As economist and author J.D. Kleinke points out in his book Bleeding Edge; The Business of Healthcare in the New Century, much of the dissatisfaction we experience with our health care system today stems from economics and history.

In a market where consumers don't pay directly for most care and providers determine the need for their services, there is little accountability and conflicting incentives. Historical power struggles among physicians, hospitals, and third party payers have fragmented the delivery side of healthcare, making matters worse.

For all Americans to be able to reap the benefits of patient-focused high quality healthcare, we need to fundamentally restructure the organization, delivery and financing of healthcare to align incentives and create a true system of care.

This CAN be done, but not through the current patchwork legislative approach to healthcare reform focused on mandates and liability. These tactics may address some symptoms, but they raise costs and will not cure the disease. They create new problems and are bad medicine for any hope of an organized healthcare system.

The reality is that the core problems we face--the rising number of uninsured citizens, escalating costs, and widespread quality problems--are unavoidably linked. We cannot adequately address one without considering the impact on the others. Finding the right balance is essential.

Let's consider the relationship between access and affordability.

Well-intentioned coverage mandates and small group reform state laws have tacked thousands of mandates for various services and providers onto health plans across the country, imposing heavy health care costs on purchasers. Savvy business leaders recognize that the syndrome of small companies and their workers being priced out of the medical coverage marketplace is a blueprint for a sicker, less competitive, and less prosperous America.

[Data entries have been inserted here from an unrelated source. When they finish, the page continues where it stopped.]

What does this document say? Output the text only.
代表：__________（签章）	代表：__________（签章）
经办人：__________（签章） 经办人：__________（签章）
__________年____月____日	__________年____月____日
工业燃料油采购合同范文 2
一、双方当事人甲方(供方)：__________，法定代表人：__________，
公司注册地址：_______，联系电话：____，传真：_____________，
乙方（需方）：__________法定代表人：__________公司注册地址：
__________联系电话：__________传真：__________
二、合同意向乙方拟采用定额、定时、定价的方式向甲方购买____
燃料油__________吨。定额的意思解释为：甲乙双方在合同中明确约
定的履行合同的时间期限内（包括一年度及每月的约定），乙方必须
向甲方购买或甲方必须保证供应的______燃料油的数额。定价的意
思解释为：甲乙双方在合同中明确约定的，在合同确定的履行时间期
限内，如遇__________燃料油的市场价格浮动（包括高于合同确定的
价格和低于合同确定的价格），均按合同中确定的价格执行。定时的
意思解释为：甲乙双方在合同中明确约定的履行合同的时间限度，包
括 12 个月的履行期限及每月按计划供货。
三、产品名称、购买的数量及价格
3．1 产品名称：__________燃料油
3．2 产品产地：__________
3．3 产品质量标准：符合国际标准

To create a system that will expand accessibility to health insurance, without breaking the bank, we must accept that creating additional benefits for the already insured is far less vital than providing affordable access to basic care for the uninsured.

And what about the link between cost and quality?

Quality is the least talked about but probably the most serious healthcare problem we face. According to the Institute of Medicine, indisputable data exists that shows quality of healthcare in the US is grossly uneven, with unexplained variations in medical care, overuse, underuse, and widespread avoidable medical errors.

It is important to note that these quality problems existed long before managed care and are found even at our most prestigious institutions. They do not occur because of incompetent health care providers. Health care is extremely complex and health professionals today work in a flawed system with inadequate data and quality controls.

This poor quality with its associated waste is a major factor in increasing costs. Who pays these costs? We all do, as insurers pass the costs on to employers and patients. Quality is much more than choice and appeals processes or the right to sue!

Dr. Henry Simmons, President of the National Coalition on Healthcare, summarized the inter-relatedness of these three problems very well when he said, "It's a vicious cycle. In the absence of quality you cannot contain costs, without cost containment you cannot afford universal coverage, and without universal coverage, you cannot assure quality."

So, from a policy perspective, how do we address these serious problems in our country's health care system while ensuring we protect and preserve what we all value? The right public policy initiatives can help move us forward by removing barriers that exist or by creating incentives for development of the right infrastructure.

To accomplish the required transformation in health care service and delivery the roles of all key stakeholders--providers, insurers, and employers--need to evolve to support a more consumer-directed and accountable system. A system organized from the perspective of consumers and integrated to create continuity of care. One where quality is integral to healthcare interactions, measurable through improved outcomes. At a minimum, we must align economic incentives and apply basic business principles to healthcare.

Public policy should support individual responsibility for health and reward health plans and systems that demonstrate best practices in improving health status of populations. Consumers need to be empowered with choice and control over their healthcare. Insurers should have incentives to cover and providers to manage the care of the chronically ill, the group that represents the greatest opportunity to control costs and improve care. Public disclosure of results by plans and provider groups is necessary to help purchasers and consumers make wise choices.

Government should encourage, facilitate, and enable the healthcare industry to exploit the promise of information technology and the Internet. IT can enable us to efficiently allocate scarce resources, eliminate fragmentation of care, promote quality and drive accountability. Yet, until recently, the healthcare industry investment in IT has seriously lagged behind virtually all other industries. Health policy must encourage development of the integrated data bases needed for a performance-driven healthcare system, while sensitively addressing patient confidentiality concerns.

We need to move toward universal access to health insurance, as the morally and fiscally right thing to do, and eliminate health care inflation due to cost shifting. As a start, we should level the playing field for small business and the self-employed by eliminating bias in the tax code and creating opportunities for pooled purchasing.

The issue of access to quality healthcare for all Americans is one that is too important to be politicized. We need to work collaboratively to promote a bipartisan approach to solving these problems. Public policy should focus on preserving what currently works and expanding it to those without access, while enabling us to move toward a more satisfying healthcare system, one characterized by individual choice and accountability.